False Claims of Citizenship
Aliens who falsely claim to be U.S. citizens for any purpose or benefit under the Immigration and Nationality Act (INA) or other federal or state law are inadmissible. This provision took effect September 30, 1996 and applies to misrepresentations occurring on or after that date.
Student Visa Abusers Are Inadmissible
As of November 29, 1996, aliens are no longer eligible to use non-immigrant student (F-1) visas to attend public elementary or secondary school or publicly-funded adult education programs for more than 12 months. Aliens who obtain the F-1 visa to attend a public secondary school for up to 12 months must reimburse the public school system. Aliens who violate these new terms of the F-1 visa are inadmissible for five years. These new restrictions do not apply to private schools or other visa classifications.
Previously Removed Aliens
Any alien ordered removed is inadmissible for at least five years from the date of removal or departure. Any alien who has been convicted of an aggravated felony and removed under the law is indefinitely barred from reentry. This provision takes effect April 1, 1997.

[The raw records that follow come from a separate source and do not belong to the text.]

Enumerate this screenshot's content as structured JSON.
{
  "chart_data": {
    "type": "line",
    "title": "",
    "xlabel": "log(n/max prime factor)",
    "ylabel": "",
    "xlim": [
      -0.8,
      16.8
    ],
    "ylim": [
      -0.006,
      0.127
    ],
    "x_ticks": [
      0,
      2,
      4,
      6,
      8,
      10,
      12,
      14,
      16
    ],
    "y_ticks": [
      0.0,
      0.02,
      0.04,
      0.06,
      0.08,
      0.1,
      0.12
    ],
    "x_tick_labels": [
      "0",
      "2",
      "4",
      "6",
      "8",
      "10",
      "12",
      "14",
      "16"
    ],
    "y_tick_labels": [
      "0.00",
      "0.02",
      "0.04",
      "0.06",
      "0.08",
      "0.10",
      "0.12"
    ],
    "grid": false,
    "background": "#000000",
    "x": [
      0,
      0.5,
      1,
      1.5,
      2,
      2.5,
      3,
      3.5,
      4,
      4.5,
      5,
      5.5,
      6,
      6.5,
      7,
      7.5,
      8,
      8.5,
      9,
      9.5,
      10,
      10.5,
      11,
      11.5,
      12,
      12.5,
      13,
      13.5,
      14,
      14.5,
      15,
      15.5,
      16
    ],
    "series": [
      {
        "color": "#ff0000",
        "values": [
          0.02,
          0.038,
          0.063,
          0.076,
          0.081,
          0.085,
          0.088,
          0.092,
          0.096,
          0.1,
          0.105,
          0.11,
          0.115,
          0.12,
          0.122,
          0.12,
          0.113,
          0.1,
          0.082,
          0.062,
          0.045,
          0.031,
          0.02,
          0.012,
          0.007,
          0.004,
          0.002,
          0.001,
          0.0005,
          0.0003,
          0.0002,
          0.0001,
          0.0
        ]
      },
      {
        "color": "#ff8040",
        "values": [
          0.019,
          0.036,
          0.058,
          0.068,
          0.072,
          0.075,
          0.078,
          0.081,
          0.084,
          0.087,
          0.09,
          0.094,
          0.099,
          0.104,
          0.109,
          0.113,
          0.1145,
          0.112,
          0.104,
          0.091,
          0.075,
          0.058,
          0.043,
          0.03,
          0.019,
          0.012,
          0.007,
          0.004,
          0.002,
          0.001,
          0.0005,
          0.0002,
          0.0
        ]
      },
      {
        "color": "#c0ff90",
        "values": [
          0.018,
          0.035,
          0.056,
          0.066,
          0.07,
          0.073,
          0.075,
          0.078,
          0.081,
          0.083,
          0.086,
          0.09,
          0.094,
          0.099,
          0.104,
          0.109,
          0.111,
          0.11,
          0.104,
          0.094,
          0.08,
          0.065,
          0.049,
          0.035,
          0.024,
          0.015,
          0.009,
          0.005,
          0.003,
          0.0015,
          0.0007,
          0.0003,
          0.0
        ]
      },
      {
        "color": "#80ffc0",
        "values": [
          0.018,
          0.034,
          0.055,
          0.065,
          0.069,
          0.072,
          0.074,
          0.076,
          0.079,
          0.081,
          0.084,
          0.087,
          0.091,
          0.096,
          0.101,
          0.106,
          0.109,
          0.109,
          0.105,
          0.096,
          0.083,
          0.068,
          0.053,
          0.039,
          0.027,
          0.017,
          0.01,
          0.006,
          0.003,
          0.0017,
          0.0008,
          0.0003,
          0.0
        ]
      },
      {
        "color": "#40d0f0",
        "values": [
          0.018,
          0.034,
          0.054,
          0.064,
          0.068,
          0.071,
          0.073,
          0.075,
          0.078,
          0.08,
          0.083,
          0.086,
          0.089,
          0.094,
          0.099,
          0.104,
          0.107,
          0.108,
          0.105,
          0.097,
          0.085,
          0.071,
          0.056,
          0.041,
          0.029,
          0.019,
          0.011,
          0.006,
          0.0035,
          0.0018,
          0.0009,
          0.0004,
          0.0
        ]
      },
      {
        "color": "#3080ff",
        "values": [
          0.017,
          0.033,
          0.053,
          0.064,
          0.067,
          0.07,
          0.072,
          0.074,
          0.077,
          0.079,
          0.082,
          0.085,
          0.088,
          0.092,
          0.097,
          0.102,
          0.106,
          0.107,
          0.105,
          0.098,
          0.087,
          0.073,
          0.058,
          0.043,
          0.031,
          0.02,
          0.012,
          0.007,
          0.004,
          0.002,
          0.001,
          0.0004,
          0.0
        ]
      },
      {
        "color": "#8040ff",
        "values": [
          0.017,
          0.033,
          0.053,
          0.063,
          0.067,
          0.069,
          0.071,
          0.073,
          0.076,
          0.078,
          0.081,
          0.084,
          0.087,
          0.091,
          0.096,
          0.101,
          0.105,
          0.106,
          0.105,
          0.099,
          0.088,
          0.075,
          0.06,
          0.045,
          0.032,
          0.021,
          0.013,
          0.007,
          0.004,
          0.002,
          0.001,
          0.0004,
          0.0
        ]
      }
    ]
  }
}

Any alien who is accompanying another inadmissible alien certified to be helpless due to illness, mental or physical disability and determined to require protection or guardianship by the alien is also inadmissible. This provision takes effect April 1, 1997.
Any alien who has voted in violation of any federal, state or local law is inadmissible. This provision takes effect April 1, 1997 and applies to voting occurring before, on, or after that date.
Former Citizens Who Renounced Citizenship to Avoid Taxation
Any alien who is a former citizen of the United States who officially renounces U.S. citizenship and who is determined by the Attorney General to have renounced U.S. citizenship for the purpose of avoiding taxation by the United States is inadmissible. This provision took effect September 30, 1996 and applies to individuals who renounce their citizenship on or after that date.